Tax Revenue and Austerity in the First Semester of Claudia Sheinbaum

During the first six months of Claudia Sheinbaum's administration, the government revenues exceeded initial projections due to increased tax collection, while public spending fell short of estimates. Between October of last year and March 2025, reductions were recorded in nearly all areas of spending, totaling 87.158 billion pesos less than anticipated, with a particularly notable shortfall of 178.150 billion in the first quarter of 2025.
The focus shifted towards cuts in Autonomous Entities and federal agencies, such as National Defense, Communications and Transportation, Health, and Citizen Security and Protection, which reflected the largest discrepancies with reductions starting in late 2024. In the words of Bertha Gómez Castro, Undersecretary of Expenditures at the Ministry of Finance, "spending has not been cut; it has been adjusted to meet the objectives and goals for 2025, and the approved budget is what is necessary to achieve those objectives and goals. We are not considering or proposing additional cuts to spending. What was approved is being monitored to ensure that every peso spent contributes to meeting those goals.” Meanwhile, from October 2024 to March 2025, public revenues grew by 101.550 billion pesos compared to what was agreed upon, despite a drop of 189.523 billion in oil-related revenues. The compensation came from the tax sector, which generated 49.590 billion pesos more than expected, according to the Ministry of Finance. “We have taken significant actions that have led us to these results, promoting activities that increase collection and simplifying processes to make it easier for taxpayers to fulfill their tax obligations,” commented Carlos Lerma, Undersecretary of Revenue at the Ministry of Finance. Additionally, various measures have been implemented to mitigate tax evasion and avoidance, which impact public finances. “We are not satisfied; we are aware of the expectations the president has for the population, so we need to promote the generation of more revenue that addresses both social programs and the investment projects of the federal government,” Lerma added.
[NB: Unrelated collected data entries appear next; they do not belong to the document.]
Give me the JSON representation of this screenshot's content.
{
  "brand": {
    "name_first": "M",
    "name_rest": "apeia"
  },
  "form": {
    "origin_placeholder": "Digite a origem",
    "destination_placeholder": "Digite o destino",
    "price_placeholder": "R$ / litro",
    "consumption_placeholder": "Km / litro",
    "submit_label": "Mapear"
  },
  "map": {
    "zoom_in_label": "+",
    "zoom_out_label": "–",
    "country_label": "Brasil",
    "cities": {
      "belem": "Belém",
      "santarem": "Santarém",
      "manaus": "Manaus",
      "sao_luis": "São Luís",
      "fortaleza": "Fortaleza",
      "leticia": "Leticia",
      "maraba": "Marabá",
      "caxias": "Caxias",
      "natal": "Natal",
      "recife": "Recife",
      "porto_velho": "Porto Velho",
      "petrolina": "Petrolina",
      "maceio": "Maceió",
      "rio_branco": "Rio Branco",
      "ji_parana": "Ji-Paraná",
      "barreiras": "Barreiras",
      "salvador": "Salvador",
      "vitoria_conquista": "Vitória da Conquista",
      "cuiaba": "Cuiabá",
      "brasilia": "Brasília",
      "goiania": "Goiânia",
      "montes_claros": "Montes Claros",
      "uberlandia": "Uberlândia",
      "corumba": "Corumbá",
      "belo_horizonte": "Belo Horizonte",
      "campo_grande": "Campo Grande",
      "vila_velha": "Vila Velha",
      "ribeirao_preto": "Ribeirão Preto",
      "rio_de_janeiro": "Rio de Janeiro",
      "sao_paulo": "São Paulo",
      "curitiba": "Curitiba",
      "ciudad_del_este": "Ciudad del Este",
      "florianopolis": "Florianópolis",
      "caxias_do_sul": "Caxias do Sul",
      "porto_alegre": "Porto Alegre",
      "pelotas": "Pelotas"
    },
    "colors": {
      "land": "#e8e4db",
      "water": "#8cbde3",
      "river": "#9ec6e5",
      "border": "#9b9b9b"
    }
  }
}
This economic outlook highlights the importance of strengthening tax collection while establishing efficient public spending. Prudential management of finances can contribute to the economic and social sustainability of the country and reflects a focus on the well-being of the population by prioritizing programs that create a real impact. The challenge lies in maintaining a responsible fiscal policy that not only aims to increase revenues but also ensures transparency and accountability in the use of public resources.